Descriptions, Reviews, Etc.
Publisher Description:
Existentialisms arise when the foundations of being, such as meaning, morals, and purpose come under assault. In the first-wave of existentialism, writings typified by Kierkegaard, Dostoevsky, and Nietzsche concerned the increasingly apparent inability of religion, and religious tradition, to
support a foundation of being. Second-wave existentialism, personified philosophically by Sartre, Camus, and de Beauvoir, developed in response to similar realizations about the overly optimistic Enlightenment vision of reason and the common good.

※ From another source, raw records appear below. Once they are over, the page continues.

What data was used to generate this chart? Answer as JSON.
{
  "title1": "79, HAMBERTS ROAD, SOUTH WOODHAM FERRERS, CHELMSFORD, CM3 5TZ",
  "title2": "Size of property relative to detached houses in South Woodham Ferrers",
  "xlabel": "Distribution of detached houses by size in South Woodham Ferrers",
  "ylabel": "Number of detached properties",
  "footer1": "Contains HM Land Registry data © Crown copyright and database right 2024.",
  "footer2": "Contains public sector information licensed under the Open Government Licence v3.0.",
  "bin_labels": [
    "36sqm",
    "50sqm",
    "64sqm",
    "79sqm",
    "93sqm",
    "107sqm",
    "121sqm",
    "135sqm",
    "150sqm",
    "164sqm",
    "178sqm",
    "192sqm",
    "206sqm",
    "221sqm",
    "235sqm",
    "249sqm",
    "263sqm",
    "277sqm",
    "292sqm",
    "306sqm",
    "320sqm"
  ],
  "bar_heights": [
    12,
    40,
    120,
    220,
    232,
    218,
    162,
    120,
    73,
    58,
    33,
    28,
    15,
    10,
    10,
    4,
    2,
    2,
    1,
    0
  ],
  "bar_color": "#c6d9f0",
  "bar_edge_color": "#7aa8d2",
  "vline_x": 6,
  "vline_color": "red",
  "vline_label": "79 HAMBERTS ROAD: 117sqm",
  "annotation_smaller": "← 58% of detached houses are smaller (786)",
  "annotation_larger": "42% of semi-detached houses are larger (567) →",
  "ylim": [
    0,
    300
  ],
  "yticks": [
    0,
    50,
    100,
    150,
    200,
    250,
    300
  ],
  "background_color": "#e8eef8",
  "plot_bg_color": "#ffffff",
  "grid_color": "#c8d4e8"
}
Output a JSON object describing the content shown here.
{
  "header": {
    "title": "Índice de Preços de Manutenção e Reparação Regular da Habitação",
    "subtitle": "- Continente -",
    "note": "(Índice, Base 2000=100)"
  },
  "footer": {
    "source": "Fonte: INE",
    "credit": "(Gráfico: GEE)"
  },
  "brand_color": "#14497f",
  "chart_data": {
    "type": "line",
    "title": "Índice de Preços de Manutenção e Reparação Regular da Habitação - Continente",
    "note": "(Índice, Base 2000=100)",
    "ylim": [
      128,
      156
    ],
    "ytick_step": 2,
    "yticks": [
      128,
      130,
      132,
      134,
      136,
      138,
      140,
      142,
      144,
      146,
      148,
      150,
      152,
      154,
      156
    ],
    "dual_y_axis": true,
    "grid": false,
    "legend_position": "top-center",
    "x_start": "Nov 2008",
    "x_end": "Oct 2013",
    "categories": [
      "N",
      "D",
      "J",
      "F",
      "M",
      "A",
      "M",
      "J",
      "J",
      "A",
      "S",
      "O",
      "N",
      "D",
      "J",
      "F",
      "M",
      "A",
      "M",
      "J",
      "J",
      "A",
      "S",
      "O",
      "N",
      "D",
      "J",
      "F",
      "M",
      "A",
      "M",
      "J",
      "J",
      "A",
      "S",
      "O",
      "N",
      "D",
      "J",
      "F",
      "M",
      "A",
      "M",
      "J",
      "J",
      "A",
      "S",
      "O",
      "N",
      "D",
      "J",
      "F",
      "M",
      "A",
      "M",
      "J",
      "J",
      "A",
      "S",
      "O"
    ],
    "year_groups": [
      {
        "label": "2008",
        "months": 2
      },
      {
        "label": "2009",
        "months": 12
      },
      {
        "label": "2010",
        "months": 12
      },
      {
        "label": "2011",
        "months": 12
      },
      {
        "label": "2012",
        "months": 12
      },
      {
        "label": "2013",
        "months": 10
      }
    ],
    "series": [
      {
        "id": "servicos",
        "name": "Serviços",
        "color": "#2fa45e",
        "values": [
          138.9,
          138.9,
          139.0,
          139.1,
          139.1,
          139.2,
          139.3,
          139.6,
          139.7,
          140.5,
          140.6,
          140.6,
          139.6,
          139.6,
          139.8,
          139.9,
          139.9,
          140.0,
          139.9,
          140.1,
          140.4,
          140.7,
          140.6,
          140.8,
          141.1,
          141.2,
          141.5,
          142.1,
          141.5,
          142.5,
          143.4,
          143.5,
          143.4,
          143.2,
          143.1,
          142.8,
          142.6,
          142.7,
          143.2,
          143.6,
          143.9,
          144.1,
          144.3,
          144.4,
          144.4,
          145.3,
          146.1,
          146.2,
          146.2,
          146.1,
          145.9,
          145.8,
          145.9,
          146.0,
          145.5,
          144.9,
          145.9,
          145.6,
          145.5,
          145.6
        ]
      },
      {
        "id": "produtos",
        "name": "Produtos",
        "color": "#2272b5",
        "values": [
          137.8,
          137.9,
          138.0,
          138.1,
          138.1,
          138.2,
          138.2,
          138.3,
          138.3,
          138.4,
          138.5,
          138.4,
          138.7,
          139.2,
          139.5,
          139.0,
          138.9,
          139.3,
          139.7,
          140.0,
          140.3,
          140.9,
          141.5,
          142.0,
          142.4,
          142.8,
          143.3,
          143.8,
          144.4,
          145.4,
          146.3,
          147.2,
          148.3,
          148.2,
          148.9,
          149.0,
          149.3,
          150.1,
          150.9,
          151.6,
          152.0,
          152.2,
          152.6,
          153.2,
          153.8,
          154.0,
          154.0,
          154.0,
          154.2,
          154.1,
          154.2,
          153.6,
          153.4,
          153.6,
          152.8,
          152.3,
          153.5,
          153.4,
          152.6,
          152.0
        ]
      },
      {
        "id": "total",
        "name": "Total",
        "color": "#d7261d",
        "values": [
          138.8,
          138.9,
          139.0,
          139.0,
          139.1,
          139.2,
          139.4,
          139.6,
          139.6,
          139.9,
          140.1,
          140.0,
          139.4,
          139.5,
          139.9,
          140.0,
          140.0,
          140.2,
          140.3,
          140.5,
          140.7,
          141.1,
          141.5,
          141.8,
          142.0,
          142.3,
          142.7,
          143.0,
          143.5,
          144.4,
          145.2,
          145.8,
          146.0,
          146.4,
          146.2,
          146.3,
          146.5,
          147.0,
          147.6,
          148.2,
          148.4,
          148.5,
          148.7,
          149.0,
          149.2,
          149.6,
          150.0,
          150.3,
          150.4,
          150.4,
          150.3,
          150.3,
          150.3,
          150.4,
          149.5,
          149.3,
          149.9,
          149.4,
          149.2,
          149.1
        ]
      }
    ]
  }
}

The third-wave of existentialism, a new existentialism, developed in response to advances in the neurosciences that threaten the last vestiges of an immaterial soul or self. Given the increasing explanatory and therapeutic power of neuroscience, the mind no longer stands apart from the world to
serve as a foundation of meaning. This produces foundational anxiety.

In Neuroexistentialism, a group of contributors that includes some of the world's leading philosophers, neuroscientists, cognitive scientists, and legal scholars, explores the anxiety caused by third-wave existentialism and possible responses to it. Together, these essays tackle our
neuroexistentialist predicament, and explore what the mind sciences can tell us about morality, love, emotion, autonomy, consciousness, selfhood, free will, moral responsibility, law, the nature of criminal punishment, meaning in life, and purpose.